Die reale Chance, bereits mit fünfundzwanzig für den Landtag zu kandidieren, lässt der kühl berechnende Youngster andererseits verstreichen. Er möchte zunächst seine privaten Verhältnisse ordnen, aber er trifft doch Vorkehrungen, seine Anwartschaft zu sichern: Aus dem pfälzischen Dunstkreis gelangen ausnahmslos treue Gefolgsleute auf die Bewerberliste, und bei der Bundestagswahl 1957, die der Union die absolute Mehrheit beschert (ein in der Geschichte der Bundesrepublik einmaliger Vorgang), übernimmt er in Ludwigshafen als Cheforganisator der Christdemokraten vollends die Regie. Zum Zuge kommt nur noch, wem der rigide Helmut Kohl den Zuschlag erteilt.

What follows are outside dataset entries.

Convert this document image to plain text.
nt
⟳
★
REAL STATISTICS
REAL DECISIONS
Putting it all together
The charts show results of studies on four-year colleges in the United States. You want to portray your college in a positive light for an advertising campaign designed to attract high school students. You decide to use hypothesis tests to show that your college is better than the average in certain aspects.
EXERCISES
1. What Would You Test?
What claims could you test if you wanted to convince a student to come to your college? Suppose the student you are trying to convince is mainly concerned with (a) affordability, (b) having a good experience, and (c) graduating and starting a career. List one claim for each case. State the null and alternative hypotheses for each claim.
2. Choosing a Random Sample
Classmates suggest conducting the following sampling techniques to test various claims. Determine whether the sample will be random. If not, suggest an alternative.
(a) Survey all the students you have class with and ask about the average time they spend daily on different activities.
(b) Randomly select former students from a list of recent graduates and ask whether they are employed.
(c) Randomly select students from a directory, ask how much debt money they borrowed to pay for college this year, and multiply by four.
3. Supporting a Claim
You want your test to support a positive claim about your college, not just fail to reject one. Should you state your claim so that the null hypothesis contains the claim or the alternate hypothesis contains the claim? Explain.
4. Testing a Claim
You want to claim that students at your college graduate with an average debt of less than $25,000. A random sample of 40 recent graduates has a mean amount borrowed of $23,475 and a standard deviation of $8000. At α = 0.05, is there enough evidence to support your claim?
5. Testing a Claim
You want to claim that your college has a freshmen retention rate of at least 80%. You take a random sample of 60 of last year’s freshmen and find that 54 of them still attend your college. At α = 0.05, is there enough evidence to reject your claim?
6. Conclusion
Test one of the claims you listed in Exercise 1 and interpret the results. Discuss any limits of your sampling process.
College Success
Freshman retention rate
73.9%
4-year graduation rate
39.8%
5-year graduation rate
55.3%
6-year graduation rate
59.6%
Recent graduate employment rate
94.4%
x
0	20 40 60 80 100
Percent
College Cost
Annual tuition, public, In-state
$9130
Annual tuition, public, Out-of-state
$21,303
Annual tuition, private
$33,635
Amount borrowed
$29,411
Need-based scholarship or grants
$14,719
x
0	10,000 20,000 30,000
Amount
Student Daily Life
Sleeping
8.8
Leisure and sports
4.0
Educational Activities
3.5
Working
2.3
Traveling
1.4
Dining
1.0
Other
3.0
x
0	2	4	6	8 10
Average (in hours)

Erscheint es ihm nützlich, hievt er die Kombattanten – etwa Ende der Fünfziger den CDU-Kreisvorsitzenden und engen Jugendfreund Egon Augustin – bisweilen als kurzfristig benötigte Platzhalter auf vakante Posten, um sie dann kaltschnäuzig wieder zu verdrängen. Denn mit Menschen wie in einem Verschiebebahnhof umzugehen, übt schon früh großen Reiz auf ihn aus. «Gewissermaßen als Nebeneffekt dieser zentralen Rolle, die personalpolitische Entscheidungen in meinem Denken immer gehabt haben», schreibt er lakonisch zu seiner Rechtfertigung, entsteht so das vielzitierte und von ihm selbst stolz im Munde geführte Kohl’sche «System». Für Ideen Verbündete zu finden und mit deren Hilfe auf eindeutig demokratische Weise legitimierte Ziele durchzusetzen, hält er seinen Kritikern entgegen, sei gewiss kein anrüchiges Verfahren.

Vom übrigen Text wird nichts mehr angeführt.